I lifted my foot back out the door, closed it quietly behind me, and tip toed back to my car and left.

As I drove back to my condo I realized I wasn’t the only one who’s been tip toeing away. There appears to be a pattern here…

Narrowing it down…

9 Aug

So the biggity O tour bus started a couple weeks ago. I’ve been dragging The Rockstar with me who has been patient and courteous and objective. He’ll hate that I shared how nice he’s been, given he wants to be seen as all badass and whatnot. Whoopsies.

Anyhoohaw, we’ve checked out Jack London, Lake Merritt and a whole lotta crappy apartments. NO BUENO. The only one I was tempted to lease has a shit load of steep stairs which, given my tendency to teeter totter and fall down is NO BUENO. Plus, a bus runs down it, and so do vagrants with natty hair.

So this threw me into a tail spin. The Rockstar asked patiently “What do you want in an apartment?”

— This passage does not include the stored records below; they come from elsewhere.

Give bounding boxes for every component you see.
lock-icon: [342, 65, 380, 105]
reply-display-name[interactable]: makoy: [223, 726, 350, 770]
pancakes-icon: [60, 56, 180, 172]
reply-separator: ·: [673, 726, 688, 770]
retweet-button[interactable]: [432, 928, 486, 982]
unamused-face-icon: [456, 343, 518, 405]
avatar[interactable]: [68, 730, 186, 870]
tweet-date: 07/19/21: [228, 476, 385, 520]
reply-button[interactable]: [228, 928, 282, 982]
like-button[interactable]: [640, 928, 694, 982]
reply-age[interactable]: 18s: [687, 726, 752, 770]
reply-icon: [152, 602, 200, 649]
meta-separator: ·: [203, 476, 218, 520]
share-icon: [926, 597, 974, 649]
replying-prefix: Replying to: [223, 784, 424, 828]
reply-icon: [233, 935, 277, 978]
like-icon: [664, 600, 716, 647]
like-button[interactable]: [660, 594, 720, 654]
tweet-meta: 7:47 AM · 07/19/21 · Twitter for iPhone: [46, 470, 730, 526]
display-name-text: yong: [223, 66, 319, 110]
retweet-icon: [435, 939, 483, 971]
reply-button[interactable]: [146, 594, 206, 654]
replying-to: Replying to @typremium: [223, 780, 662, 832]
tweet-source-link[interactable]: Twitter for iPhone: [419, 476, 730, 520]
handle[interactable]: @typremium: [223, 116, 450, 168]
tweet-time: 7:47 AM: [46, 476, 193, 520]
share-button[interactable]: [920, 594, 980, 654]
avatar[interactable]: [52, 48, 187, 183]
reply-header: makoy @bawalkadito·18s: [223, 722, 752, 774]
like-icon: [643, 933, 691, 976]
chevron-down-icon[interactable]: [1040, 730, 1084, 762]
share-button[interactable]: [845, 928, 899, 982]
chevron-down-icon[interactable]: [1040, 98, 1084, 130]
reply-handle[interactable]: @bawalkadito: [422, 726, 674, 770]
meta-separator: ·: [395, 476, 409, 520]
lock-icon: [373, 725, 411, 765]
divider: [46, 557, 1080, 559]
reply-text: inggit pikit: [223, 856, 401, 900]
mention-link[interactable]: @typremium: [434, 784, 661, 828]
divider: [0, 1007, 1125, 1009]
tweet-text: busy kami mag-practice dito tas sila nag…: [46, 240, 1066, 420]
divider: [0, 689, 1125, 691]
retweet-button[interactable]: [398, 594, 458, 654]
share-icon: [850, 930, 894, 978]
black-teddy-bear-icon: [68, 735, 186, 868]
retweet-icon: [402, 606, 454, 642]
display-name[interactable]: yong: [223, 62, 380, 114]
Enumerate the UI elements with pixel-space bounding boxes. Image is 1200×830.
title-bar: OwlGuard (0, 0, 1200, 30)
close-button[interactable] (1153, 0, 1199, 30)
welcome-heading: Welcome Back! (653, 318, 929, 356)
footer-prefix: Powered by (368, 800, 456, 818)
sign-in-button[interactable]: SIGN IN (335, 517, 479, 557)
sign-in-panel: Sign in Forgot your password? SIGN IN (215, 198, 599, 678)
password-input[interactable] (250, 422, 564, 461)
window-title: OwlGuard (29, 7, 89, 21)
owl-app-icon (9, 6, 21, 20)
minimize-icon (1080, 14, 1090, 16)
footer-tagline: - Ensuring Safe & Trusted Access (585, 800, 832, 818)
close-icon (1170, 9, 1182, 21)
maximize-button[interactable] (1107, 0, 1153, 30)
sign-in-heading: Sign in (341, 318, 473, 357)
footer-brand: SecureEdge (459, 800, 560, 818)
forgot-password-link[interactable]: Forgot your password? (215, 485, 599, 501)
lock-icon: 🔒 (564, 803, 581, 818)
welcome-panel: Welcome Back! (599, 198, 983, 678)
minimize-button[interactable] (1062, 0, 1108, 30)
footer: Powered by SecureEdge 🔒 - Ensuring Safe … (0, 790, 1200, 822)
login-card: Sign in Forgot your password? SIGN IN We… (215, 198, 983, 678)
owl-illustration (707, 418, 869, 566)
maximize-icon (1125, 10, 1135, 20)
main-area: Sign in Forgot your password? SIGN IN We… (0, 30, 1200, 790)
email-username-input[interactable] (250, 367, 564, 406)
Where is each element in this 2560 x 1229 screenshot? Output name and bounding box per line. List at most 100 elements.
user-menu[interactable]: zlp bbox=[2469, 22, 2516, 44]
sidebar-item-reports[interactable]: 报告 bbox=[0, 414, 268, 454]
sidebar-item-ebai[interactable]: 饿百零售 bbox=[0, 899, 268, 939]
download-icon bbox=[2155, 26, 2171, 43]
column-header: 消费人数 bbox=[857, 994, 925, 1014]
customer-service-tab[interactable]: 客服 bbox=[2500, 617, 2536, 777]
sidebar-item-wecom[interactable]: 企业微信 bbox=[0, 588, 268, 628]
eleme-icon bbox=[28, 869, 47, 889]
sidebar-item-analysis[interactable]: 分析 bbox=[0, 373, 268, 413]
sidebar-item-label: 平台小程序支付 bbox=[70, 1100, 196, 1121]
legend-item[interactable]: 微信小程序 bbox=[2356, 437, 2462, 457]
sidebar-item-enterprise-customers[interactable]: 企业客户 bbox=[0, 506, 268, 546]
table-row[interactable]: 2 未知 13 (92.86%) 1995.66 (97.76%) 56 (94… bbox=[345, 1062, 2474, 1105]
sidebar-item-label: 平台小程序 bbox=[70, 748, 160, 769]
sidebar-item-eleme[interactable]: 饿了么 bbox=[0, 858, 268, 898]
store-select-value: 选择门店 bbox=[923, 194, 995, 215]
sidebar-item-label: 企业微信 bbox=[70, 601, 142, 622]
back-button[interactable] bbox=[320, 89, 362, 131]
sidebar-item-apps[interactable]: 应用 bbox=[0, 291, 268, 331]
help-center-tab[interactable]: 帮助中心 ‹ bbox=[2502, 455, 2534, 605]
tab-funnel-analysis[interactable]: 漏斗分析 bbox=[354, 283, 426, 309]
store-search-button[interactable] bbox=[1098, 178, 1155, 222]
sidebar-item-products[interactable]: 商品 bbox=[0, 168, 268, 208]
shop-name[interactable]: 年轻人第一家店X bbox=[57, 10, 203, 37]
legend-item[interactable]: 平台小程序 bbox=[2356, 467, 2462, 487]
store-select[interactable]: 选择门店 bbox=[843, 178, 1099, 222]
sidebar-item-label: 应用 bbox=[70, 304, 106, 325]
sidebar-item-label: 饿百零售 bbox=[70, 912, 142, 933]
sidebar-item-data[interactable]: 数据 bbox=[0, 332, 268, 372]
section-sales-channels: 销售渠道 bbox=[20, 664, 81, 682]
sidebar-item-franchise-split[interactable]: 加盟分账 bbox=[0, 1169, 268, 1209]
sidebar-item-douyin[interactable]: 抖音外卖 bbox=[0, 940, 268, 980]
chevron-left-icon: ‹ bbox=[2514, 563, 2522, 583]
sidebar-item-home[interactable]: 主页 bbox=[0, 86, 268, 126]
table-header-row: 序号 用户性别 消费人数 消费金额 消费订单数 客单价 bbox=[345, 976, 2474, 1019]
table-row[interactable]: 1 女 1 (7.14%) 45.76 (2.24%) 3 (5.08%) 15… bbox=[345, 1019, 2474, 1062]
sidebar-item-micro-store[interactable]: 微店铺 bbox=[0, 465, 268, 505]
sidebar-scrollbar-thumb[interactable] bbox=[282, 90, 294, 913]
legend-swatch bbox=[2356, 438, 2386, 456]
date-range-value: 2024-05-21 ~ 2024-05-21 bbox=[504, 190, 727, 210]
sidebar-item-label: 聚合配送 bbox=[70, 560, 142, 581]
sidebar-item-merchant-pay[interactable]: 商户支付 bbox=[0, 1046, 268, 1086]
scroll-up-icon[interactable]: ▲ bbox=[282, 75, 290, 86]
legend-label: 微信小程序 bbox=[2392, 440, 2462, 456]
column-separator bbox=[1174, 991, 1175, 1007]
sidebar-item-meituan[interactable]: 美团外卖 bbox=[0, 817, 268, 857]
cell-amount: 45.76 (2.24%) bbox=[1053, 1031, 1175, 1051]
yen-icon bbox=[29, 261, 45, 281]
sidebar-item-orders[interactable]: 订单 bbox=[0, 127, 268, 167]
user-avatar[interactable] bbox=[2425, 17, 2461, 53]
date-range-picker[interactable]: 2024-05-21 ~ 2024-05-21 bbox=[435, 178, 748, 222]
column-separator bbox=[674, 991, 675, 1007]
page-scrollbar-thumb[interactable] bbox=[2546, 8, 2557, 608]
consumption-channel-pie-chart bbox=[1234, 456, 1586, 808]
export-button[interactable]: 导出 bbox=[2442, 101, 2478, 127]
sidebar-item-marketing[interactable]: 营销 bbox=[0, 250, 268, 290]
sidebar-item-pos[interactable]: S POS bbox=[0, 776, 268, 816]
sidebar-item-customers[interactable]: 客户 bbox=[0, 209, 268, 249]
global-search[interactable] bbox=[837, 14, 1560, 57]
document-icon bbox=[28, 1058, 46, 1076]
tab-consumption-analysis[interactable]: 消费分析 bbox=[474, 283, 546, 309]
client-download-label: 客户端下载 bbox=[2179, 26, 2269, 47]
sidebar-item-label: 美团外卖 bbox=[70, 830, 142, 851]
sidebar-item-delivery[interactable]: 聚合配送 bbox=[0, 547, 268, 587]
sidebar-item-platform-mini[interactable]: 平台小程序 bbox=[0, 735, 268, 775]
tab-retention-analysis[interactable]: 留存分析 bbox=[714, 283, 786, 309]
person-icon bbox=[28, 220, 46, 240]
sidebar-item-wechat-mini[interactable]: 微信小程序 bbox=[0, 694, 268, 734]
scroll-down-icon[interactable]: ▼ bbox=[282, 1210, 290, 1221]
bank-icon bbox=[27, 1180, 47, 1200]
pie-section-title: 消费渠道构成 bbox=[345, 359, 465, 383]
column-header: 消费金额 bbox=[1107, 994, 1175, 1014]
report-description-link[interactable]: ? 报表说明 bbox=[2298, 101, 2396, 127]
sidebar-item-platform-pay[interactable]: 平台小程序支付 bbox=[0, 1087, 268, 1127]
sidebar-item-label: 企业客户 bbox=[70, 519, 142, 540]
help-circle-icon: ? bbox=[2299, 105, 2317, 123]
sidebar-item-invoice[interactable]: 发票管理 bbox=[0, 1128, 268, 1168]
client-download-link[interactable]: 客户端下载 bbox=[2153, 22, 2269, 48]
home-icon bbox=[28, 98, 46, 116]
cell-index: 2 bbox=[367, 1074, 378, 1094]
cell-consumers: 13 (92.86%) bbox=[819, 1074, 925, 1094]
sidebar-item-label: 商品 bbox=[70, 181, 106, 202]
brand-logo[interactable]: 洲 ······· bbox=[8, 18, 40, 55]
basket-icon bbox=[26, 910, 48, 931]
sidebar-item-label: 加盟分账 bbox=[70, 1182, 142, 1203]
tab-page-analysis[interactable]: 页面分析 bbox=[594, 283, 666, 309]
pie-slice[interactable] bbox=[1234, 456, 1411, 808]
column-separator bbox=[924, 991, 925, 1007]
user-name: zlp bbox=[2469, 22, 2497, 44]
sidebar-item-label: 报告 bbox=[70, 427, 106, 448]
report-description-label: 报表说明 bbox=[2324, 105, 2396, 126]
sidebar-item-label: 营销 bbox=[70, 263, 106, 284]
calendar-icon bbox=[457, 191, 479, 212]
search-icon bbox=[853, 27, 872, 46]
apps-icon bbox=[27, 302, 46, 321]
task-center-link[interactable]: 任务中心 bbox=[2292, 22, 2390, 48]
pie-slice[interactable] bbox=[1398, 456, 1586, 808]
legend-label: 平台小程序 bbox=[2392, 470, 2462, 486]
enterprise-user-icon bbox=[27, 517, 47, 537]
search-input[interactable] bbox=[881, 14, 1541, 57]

Me: Ground floor, covered parking, fireplace, patio, in unit washer/dryer, sound proof bathroom…

RS: *raising an eyebrow over the poddy comment*

Me: I think I have to give up my dream of the urban lifestyle.

RS: Lake Merritt is not really urban.

So I gots to thinking about why I wanted urban. I really want to walk out my front door and walk to a cafe – or a bar. Cuz I’m a coffeewhore and a vodkawhore – in that order usually.

There better be coffee there... Or vodka...

Hmmm – now thinking I should look at leasing an apartment in the downtown of a suburb. One that will allow me to avoid breaking a bone, lets me share custody with my dogglies, and walk to a nearby strip mall. For coffee. Or booze. Yeah, maybe that’s the plan.

You know the best part of all of this though – instead of someone telling me what I should do, I was offered the opportunity to figure it out. Of course, this plan must execute soon. I gave my landlord notice on 8/1.